# skiing in June this year in NNY



## Warp Daddy (Mar 23, 2014)

the Queen and i  just back from a brisk 3 miler along the riverfront .

 The Snow in my yard still 3 feet deep on the level , snowbanks at shoulder height along streets and driveways , 12 degree temps, very brisk NW winds . 

Spring , i think Not, With no end in sight according to local weather guessers ,so if lifts still spin the season will Be Looooong ,otherwise earned turns will be made . Spring kiddie sports will be hard pressed to get on any field  up here for some time .THIS has been a winter  akin to those of the early 1970's . 

Im loving it ,but the wails and moans of the couch potatoes are at an all time high :x But i have great fun needling them to get active and so some fun stuff instead of bitching about chit u have zeeeeero control over


----------



## Cornhead (Mar 23, 2014)

View attachment 11907
Third day of Spring atop Mansfield, can't wait to harvest corn later. They're claiming 4-6" overnight, but seems like more in places. They've had 6ft in March. I long for Spring activities too, but it can wait.
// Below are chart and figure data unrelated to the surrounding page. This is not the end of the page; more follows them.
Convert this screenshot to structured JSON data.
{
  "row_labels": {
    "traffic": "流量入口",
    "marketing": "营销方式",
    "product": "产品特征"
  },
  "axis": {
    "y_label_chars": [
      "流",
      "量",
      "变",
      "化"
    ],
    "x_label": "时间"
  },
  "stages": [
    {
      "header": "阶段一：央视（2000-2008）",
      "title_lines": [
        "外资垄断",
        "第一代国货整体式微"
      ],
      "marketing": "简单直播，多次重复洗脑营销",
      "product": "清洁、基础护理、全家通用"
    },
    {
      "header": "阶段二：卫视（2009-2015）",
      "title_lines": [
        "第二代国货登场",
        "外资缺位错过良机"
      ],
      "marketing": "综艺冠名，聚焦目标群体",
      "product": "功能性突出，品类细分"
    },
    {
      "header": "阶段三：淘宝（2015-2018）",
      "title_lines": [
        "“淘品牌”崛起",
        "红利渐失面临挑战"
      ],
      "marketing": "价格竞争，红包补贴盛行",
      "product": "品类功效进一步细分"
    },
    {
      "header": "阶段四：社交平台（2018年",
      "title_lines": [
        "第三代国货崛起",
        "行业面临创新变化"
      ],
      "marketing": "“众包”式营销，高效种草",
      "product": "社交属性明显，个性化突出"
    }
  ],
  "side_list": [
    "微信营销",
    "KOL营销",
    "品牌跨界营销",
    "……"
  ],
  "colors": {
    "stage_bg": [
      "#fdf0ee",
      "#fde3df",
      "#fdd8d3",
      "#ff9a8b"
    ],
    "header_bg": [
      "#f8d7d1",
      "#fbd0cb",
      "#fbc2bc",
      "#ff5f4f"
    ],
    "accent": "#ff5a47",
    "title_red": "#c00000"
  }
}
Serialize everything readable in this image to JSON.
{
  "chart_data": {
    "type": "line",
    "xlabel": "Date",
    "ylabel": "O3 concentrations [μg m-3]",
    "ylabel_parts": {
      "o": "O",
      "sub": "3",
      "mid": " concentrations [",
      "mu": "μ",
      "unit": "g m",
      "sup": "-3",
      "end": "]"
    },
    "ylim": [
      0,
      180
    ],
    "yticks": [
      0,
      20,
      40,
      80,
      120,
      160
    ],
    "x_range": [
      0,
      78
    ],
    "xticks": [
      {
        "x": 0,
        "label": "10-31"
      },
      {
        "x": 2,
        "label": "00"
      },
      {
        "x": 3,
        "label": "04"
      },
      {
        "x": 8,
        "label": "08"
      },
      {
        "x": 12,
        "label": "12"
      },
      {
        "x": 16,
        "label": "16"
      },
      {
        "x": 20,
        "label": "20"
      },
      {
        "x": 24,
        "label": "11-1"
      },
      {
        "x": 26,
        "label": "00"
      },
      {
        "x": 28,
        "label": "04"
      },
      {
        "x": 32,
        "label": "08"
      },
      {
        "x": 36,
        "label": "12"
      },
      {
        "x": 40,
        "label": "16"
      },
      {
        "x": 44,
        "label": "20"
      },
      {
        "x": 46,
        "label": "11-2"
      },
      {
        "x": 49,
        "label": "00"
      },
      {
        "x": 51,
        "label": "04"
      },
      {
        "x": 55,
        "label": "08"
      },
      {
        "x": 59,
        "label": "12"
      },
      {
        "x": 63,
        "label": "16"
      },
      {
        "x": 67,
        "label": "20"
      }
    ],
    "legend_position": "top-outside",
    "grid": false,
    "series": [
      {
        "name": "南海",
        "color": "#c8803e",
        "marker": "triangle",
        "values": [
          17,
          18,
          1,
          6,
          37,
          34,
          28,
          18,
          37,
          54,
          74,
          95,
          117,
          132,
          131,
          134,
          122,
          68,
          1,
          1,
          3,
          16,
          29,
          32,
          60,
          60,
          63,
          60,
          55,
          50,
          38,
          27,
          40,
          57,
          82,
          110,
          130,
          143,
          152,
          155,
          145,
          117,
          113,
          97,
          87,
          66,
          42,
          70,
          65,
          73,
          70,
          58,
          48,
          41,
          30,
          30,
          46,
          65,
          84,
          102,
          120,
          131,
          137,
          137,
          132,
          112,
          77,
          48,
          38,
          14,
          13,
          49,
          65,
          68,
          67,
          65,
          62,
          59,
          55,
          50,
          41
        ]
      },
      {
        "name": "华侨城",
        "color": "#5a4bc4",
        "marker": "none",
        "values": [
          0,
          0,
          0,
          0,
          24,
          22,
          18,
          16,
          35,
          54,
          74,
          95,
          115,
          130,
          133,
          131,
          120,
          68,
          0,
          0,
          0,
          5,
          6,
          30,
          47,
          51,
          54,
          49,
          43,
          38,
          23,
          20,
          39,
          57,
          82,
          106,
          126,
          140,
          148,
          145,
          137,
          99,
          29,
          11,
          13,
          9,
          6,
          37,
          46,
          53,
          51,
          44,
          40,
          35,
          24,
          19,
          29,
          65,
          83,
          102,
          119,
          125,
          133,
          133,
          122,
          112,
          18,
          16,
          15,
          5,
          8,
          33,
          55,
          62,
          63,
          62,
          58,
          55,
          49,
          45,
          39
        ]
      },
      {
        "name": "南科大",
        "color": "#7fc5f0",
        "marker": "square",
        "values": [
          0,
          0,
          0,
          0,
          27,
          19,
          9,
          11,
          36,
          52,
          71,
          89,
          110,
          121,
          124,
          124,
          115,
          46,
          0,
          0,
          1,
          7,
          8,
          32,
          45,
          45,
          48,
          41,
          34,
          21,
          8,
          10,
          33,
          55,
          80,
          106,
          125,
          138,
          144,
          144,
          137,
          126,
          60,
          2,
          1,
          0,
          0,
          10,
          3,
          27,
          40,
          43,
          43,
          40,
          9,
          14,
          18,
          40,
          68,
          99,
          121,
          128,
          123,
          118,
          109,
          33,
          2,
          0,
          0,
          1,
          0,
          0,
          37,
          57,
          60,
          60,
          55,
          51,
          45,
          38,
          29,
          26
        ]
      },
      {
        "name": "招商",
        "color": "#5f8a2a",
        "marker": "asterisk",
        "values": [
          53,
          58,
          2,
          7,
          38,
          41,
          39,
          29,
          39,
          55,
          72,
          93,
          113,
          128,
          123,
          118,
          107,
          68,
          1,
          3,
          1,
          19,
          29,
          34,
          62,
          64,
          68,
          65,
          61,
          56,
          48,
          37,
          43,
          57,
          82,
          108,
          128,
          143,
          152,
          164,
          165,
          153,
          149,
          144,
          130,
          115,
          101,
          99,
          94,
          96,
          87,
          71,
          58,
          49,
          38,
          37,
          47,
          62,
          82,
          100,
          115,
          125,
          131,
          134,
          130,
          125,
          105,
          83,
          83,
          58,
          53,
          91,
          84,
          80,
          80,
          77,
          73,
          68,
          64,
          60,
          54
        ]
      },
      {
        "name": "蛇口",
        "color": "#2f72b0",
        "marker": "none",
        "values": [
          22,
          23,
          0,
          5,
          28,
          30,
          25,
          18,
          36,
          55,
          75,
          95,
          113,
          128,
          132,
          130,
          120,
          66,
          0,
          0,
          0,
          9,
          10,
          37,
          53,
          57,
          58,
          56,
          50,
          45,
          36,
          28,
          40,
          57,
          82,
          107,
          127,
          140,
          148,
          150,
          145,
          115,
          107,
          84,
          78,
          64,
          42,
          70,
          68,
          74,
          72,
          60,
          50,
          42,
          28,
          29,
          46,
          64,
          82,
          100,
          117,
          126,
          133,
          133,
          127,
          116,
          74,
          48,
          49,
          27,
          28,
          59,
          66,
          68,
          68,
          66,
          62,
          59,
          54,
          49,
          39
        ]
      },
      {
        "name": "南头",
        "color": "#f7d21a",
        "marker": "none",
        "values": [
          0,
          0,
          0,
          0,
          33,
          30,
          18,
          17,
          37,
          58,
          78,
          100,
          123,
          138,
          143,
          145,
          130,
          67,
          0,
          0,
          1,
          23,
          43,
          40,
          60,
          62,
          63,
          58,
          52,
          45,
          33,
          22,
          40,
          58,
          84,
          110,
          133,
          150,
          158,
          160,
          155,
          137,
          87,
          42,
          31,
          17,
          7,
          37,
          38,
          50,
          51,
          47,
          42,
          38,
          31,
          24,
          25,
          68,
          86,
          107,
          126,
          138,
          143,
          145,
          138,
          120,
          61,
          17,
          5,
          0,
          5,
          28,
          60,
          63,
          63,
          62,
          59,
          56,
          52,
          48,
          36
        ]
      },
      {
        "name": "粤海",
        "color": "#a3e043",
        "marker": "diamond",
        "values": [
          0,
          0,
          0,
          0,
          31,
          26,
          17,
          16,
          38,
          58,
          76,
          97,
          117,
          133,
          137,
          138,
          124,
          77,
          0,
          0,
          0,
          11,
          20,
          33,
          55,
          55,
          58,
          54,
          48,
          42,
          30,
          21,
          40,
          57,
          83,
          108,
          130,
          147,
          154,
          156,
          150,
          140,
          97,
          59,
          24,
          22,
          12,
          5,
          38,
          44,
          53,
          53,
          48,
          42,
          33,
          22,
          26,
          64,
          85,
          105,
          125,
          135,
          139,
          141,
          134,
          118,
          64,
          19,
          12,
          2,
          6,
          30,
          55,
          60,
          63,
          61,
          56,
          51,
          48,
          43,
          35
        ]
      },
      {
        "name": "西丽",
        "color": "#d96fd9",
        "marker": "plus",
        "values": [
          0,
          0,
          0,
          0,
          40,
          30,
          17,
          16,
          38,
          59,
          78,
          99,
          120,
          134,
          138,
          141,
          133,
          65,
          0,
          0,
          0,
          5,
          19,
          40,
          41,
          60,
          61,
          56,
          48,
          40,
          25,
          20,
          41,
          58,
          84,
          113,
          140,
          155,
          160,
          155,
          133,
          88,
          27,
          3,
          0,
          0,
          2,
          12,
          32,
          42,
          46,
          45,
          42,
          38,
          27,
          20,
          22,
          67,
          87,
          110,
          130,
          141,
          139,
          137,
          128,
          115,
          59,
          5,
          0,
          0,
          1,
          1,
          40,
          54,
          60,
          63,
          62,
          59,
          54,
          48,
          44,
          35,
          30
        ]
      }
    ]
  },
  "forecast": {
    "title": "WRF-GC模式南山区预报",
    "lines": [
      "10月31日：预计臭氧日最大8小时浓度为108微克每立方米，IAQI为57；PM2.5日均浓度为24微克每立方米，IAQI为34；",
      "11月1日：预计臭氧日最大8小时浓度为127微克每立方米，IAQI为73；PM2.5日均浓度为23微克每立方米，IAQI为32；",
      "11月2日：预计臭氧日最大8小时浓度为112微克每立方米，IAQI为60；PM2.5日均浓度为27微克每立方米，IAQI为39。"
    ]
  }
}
Sent from my DROID X2 using Tapatalk 2


----------



## xwhaler (Mar 23, 2014)

Everywhere across northern New England has arguably the best conditions of the season right now. We are at Burke today and its in phenomenal shape at 100% open


----------



## Wavewheeler (Mar 23, 2014)

I want to go back...


----------



## jaysunn (Mar 24, 2014)

I was at Killington Saturday and Sunday, epic, see TR>: http://forums.alpinezone.com/showthread.php/129277-TR-K1-22-23rd-March-2014?p=833956#post833956

I can't wait for this weekend, maybe some more snow.  I have Thursday and Friday off, JAY PEAK maybe, waterpark O-Yeah


----------



## MadMadWorld (Mar 25, 2014)

Cornhead said:


> View attachment 11907
> Third day of Spring atop Mansfield, can't wait to harvest corn later. They're claiming 4-6" overnight, but seems like more in places. They've had 6ft in March. I long for Spring activities too, but it can wait.
> 
> Sent from my DROID X2 using Tapatalk 2



Stowe is actually one of the few mountains in NE that give an accurate snowfall total. At times they even under report. It's kind of my motto, under promise over deliver.


----------



## Savemeasammy (Mar 25, 2014)

MadMadWorld said:


> Stowe is actually one of the few mountains in NE that give an accurate snowfall total. At times they even under report. It's kind of my motto, under promise over deliver.



^Snowlover would have had a ball with this!


Sent from my iPhone using Tapatalk


----------